Ari punched me again, and I thought I heard a rib crack. He was taking me apart bit by bit. Why did he hate me so? Why did all of the Erasers hate us?
“Yes, Maximum, I am enjoying this. I want it to last a long, long time.”
I was his pummeling bag now, and there was nothing I could do about it. You can’t imagine the hurt and pain, or his strength, or the fury aimed at me.
The only thing saving me from destruction was the slippery footing in the tunnel, the grime under his feet.
Just then Ari lost his balance again, and I saw the smallest opening. A chance, at least.
I kicked him once more, this time in the throat. Solid, a good one.
Ari gagged and started to go down. I threw myself at him, grabbing his head, and we fell as one in slow motion. He was huge, heavy, and we dropped like lead. Wham! Butt, back, head . . . I held on tight—as Ari’s neck slammed against the hard side of the tunnel. I heard a horrible, stomach-turning crack that vibrated up my arms. Ari and I stared at each other in shock.
“You really hurt me,” he gasped rawly, terrible surprise in his voice. “I wouldn’t hurt you. Not like this.” Then his head flopped down, and Ari went totally limp. His eyes rolled up and the whites showed.
“Max?” Iggy was trying to sound calm. “What was that?”
“I—I . . .” I gulped, sitting on Ari’s barrel chest, still holding his head, “I think I broke his neck.”
I gulped again, feeling like I might be sick. “I think he’s dead.”
131
We heard angry voices and heavy, pounding footsteps on the stairs above us.
No time to think, to try and make sense out of what had just happened.
I jumped off Ari’s lifeless body and grabbed Angel’s hand.

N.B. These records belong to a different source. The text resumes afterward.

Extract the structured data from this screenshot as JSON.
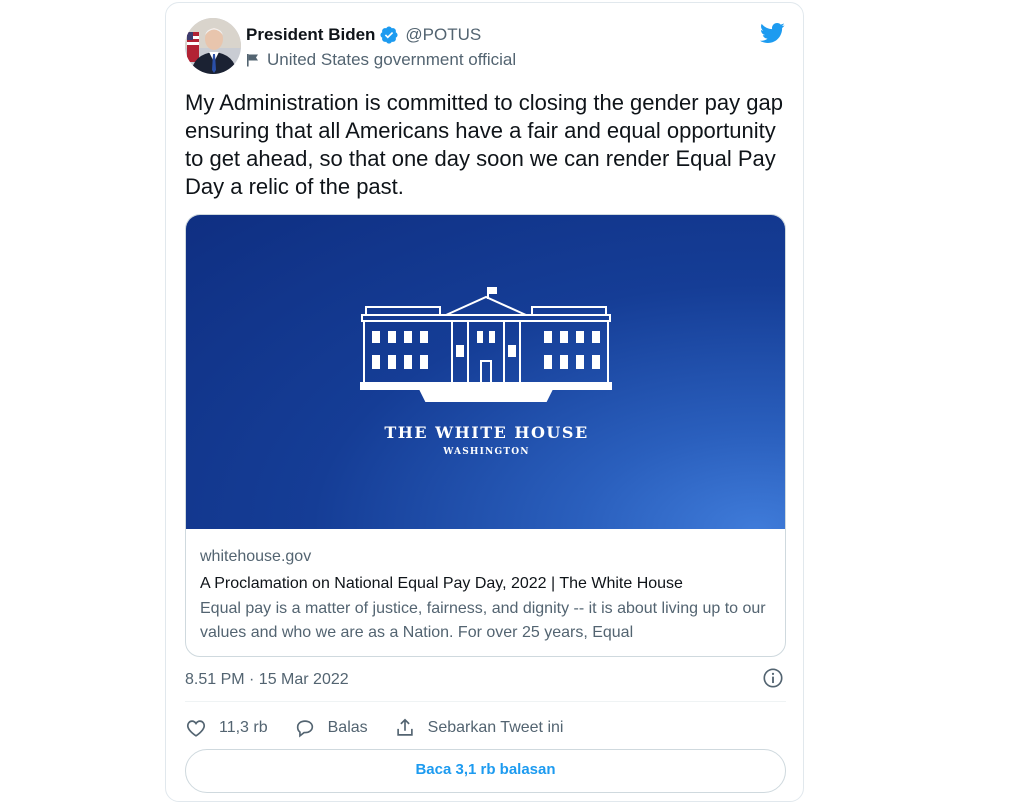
{
  "author": {
    "display_name": "President Biden",
    "handle": "@POTUS",
    "label": "United States government official",
    "avatar_icon": "person-portrait",
    "verified_icon": "verified-badge-icon"
  },
  "tweet": {
    "text": "My Administration is committed to closing the gender pay gap ensuring that all Americans have a fair and equal opportunity to get ahead, so that one day soon we can render Equal Pay Day a relic of the past."
  },
  "link_card": {
    "image_title": "THE WHITE HOUSE",
    "image_subtitle": "WASHINGTON",
    "domain": "whitehouse.gov",
    "title": "A Proclamation on National Equal Pay Day, 2022 | The White House",
    "description": "Equal pay is a matter of justice, fairness, and dignity -- it is about living up to our values and who we are as a Nation.  For over 25 years, Equal"
  },
  "meta": {
    "timestamp": "8.51 PM · 15 Mar 2022"
  },
  "actions": {
    "like_count": "11,3 rb",
    "reply_label": "Balas",
    "share_label": "Sebarkan Tweet ini"
  },
  "read_replies_label": "Baca 3,1 rb balasan",
  "colors": {
    "twitter_blue": "#1d9bf0",
    "secondary_text": "#536471",
    "border": "#cfd9de"
  }
}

Angel grabbed Iggy, and we started running with Nudge and the Gasman right behind us. I was aching everywhere, but I ran. I ran like the dickens, whatever that is. I saw no sign of Fang and the other mutants—they’d already gone.
“Fly!” I shouted, dropping Angel’s hand, and she instantly leaped out over the sewer water, snapping her wings open and pushing down hard. Her sneakers dipped into the water, but then she rose again and flew off down the tunnel, her white wings a beacon in the darkness. The Gasman went next, looking freaked out and pale, and Iggy took off after him.
I heard a booming voice.
“He was my son!”
Jeb’s anguished cry echoed horribly after me, bouncing off the stone walls, coming at me from all angles. I felt short of breath. Had I really killed Ari? Made him die? It all seemed surreal—the sewer, the files, the mutants, Ari . . . Was I dreaming?
No. I was painfully awake, painfully myself, painfully right here, right now.
I turned and looked back at Jeb, the man who’d been my hero once upon a time.
“Why are you doing this?” I shouted at the top of my voice. “Why this game? This test? Look at what you’ve done.”
Jeb stared at me, and I remembered clearly when he was like my father, the only one I trusted. Who had he really been back then? Who was he now?
Suddenly, he changed gears completely. He wasn’t yelling anymore. “Max, you want answers to the secrets of life, and that’s not how it works. Not for anybody, not even you. I’m your friend. Never forget that.”
“I already have!” I yelled, then turned away, leaving Jeb behind.
“Take a right!” I shouted at Angel, and she did, swerving gracefully into a larger tunnel.
Just as I swerved after her, almost crashing into a wall because I banked too late, I heard one last, haunting cry. Jeb had changed his tone again—he was screaming at me, and I pictured his red face, red as a stop sign.
“You killed your own brother!”
132
Jeb’s horrifying words echoed in my head again and again, the meaning and consequences seeming worse each time. You killed your own brother. Could that be true? How? Or was this just more theater? Part of my test?